Kapitalizm koşullarında sağlık sektörü sermayeye “kâr” sağlayan bir ekonomidir. Bu anlamda kapitalist sistemde insanlığın ortak çıkarı için çalışma beklenmemeli. Çünkü egemen pazar ekonomisi azami kâr üzerine kurulmuştur. Getirisi olmayan alana sermaye yatırılmaz. Sermaye yatırılan alanlar ise neye mal olursa olsun sonuna kadar sömürülür. Bunun için iklim değişikliği ve krizi kapitalist asalakların umurunda bile değildir. Sistem doğası gereği parası olana hizmet sunar.
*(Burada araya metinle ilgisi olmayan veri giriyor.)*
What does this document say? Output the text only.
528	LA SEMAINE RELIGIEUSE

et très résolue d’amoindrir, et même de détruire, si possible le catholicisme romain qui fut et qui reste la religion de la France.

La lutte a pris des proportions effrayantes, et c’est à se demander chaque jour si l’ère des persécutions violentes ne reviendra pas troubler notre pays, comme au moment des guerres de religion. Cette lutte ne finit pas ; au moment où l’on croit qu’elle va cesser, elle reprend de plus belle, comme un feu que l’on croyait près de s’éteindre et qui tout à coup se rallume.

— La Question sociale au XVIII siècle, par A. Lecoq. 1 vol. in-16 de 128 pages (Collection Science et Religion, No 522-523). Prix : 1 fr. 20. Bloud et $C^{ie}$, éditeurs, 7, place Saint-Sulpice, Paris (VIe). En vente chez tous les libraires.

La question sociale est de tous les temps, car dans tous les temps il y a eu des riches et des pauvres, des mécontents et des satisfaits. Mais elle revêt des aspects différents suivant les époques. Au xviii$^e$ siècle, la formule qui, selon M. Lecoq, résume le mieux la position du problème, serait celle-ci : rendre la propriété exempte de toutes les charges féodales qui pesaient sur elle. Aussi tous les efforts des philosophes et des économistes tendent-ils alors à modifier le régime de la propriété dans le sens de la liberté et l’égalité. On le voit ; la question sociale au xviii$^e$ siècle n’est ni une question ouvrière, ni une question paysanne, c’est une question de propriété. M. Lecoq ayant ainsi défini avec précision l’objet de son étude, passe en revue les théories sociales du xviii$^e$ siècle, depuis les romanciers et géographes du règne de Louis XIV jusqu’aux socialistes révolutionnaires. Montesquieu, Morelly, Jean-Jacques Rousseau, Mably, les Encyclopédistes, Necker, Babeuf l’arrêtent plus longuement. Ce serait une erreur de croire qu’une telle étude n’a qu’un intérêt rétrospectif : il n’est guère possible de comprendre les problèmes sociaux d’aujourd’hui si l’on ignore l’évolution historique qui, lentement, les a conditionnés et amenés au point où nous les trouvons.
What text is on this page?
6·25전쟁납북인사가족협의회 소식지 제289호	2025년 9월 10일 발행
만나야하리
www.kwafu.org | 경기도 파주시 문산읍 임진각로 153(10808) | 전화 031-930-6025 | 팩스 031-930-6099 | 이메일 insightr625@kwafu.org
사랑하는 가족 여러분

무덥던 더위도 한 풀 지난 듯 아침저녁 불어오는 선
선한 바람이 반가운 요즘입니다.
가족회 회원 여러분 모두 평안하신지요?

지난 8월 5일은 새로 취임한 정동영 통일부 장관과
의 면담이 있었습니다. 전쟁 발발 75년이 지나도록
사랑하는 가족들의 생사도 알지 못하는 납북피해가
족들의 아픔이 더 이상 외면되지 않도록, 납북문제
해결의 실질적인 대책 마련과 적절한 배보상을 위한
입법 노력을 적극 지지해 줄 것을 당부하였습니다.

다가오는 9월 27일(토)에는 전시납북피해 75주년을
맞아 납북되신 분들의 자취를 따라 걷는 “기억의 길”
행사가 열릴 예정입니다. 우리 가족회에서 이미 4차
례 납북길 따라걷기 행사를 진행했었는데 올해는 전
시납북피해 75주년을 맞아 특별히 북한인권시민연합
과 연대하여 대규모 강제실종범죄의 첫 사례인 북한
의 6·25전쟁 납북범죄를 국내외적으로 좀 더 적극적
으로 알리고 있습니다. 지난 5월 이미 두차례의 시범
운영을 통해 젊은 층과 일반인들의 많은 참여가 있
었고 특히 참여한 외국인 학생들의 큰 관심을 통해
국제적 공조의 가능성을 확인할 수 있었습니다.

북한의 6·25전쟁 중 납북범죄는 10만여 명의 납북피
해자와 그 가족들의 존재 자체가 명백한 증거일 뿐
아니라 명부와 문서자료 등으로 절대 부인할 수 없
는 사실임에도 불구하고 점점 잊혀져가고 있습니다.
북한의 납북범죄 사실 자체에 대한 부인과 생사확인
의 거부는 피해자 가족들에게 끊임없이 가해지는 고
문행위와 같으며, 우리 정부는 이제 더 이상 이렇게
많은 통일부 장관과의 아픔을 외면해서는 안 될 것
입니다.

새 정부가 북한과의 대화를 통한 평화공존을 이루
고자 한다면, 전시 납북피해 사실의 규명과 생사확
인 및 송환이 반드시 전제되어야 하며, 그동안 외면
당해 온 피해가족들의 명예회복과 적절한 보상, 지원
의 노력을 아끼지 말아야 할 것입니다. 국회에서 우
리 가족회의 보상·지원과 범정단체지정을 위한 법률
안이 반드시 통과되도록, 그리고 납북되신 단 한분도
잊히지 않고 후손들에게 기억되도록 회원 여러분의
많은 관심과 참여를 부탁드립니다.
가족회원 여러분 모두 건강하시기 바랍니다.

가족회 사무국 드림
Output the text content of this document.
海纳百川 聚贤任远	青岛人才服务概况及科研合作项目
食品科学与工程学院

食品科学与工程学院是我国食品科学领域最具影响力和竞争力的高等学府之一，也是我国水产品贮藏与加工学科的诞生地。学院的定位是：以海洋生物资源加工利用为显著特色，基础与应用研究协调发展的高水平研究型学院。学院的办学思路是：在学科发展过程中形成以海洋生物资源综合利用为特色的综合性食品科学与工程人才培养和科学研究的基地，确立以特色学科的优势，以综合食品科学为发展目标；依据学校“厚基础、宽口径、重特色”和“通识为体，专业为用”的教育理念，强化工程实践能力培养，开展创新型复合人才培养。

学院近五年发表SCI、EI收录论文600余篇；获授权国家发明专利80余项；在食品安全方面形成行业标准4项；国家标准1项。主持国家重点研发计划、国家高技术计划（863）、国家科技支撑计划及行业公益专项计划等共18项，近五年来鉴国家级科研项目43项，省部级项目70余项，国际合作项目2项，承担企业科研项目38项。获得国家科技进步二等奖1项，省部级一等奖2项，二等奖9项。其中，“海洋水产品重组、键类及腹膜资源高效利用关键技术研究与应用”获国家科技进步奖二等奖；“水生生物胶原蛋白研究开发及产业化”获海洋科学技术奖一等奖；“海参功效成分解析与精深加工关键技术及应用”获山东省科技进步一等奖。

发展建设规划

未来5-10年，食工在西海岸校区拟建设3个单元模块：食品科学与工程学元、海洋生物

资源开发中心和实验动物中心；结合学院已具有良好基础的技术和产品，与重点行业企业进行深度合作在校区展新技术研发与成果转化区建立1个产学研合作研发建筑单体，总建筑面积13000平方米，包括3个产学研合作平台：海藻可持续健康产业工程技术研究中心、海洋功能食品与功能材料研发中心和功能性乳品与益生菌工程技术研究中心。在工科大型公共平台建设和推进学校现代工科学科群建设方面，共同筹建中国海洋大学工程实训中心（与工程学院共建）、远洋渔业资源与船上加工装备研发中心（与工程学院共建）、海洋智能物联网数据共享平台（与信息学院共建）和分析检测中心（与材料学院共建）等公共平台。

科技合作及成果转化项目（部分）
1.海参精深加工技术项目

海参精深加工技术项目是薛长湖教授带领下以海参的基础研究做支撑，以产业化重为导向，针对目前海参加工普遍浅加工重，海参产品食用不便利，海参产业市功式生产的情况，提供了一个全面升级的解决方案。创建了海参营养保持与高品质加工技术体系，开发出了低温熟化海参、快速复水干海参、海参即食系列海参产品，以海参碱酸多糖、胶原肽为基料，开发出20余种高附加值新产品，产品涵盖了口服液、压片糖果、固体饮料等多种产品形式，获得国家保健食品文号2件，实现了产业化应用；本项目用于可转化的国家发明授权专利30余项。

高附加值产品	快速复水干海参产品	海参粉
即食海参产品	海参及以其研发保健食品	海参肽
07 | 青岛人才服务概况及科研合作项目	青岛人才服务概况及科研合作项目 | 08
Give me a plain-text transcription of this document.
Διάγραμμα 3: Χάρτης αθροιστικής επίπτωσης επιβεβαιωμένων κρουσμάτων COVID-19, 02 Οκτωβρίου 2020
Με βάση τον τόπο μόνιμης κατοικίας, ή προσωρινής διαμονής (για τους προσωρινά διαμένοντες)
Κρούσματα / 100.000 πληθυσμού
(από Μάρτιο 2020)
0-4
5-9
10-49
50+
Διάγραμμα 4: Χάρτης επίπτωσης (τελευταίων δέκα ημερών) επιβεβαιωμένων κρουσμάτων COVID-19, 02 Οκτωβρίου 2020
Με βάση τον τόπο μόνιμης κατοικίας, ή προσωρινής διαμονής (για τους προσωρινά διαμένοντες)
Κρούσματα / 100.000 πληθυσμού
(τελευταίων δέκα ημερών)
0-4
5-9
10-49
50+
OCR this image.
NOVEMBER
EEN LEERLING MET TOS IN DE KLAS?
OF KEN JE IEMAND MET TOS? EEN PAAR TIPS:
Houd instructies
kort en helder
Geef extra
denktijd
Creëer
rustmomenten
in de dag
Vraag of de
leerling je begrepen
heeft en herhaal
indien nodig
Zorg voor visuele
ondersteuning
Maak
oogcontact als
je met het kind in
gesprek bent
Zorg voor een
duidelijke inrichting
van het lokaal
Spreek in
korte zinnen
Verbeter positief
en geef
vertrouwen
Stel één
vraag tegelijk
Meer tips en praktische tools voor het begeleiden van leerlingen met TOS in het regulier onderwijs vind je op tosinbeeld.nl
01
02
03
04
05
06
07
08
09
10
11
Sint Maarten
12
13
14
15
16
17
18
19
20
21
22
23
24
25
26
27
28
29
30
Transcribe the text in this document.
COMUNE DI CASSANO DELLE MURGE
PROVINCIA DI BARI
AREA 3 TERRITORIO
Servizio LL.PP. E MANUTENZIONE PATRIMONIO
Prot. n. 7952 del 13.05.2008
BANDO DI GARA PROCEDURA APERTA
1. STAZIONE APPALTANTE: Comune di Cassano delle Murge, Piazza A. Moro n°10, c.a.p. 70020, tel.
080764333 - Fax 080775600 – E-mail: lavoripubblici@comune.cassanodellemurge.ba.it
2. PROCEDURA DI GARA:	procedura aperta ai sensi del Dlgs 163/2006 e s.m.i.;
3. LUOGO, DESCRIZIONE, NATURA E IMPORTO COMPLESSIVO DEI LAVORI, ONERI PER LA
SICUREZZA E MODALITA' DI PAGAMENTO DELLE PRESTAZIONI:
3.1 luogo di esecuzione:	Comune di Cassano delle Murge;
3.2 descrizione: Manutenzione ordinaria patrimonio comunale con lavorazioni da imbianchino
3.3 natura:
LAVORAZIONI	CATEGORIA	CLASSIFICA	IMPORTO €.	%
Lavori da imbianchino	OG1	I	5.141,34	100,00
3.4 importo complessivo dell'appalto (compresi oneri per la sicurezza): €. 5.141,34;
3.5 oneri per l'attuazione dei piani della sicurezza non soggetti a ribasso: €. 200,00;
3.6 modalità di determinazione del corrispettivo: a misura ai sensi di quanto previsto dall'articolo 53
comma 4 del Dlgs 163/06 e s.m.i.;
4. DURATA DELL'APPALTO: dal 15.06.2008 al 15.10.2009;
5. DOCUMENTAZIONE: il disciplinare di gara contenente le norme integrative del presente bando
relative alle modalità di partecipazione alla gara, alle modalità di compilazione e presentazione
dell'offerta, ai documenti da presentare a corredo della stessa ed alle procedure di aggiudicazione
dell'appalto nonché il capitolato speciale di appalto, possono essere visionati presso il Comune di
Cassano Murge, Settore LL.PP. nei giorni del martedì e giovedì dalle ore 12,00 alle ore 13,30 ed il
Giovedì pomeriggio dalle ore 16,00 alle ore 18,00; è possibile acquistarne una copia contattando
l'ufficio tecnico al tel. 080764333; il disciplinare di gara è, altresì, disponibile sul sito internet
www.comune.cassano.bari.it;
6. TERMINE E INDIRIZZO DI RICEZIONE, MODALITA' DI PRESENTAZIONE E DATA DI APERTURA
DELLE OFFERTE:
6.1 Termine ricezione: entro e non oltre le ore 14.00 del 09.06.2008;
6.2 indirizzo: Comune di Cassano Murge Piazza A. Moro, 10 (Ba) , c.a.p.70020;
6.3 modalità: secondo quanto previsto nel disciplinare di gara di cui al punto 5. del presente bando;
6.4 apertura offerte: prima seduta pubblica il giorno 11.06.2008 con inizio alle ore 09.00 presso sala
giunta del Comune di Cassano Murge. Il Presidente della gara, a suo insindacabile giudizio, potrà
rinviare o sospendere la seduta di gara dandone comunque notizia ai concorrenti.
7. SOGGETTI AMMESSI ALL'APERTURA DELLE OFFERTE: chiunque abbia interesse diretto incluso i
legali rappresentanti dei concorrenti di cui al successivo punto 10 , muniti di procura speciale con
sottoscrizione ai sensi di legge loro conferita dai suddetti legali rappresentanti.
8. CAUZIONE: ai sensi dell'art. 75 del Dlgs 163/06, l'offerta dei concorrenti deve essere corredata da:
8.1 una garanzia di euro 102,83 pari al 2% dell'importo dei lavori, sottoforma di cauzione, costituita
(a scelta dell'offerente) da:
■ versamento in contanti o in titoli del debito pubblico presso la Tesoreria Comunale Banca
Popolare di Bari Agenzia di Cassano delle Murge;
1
Olmayan ölsün gebersin mantığı geçerli olandır.
DSÖ Başkanı Ghebreyesus, “Feci bir ahlaki çöküşün eşiğindeyiz” derken dili varmıyor ama bu durumun sorumlusu kapitalizmdir. Kapitalist egemenlik varlığını sürdürdüğü sürece “çöküntü” barbarlığa mutasyon uğrayarak devam edecek ve alternatif olan sosyalizm kendini emekçilerin kavgasıyla kabul ettirmediği sürece Nazım ustanın dediği gibi;
“Acayipleşti havalar,
bir güneş, bir yağmur, bir kar.
Atom bombası denemelerinden diyorlar. (Biz toptan iklim krizi diyelim-BN)
Stronsiyum 90 yağıyormuş (Barbarlık her alanda almış başını gidiyormuş-BN)
ota, süte, ete
umuda, hürriyete
kapısını çaldığımız büyük hasrete.
Kendi kendimizle yarışmadayız, gülüm.
Ya ölü yıldızlara hayatı götüreceğiz,
Ya dünyamıza inecek ölüm.” (http://nazimhikmet.fisek.com.tr)
Evet, dünyamıza ölümün inmesini istemiyorsak, sarılmamız gereken SOSYALİZM kavgasıdır. Başka alternatifimiz yoktur.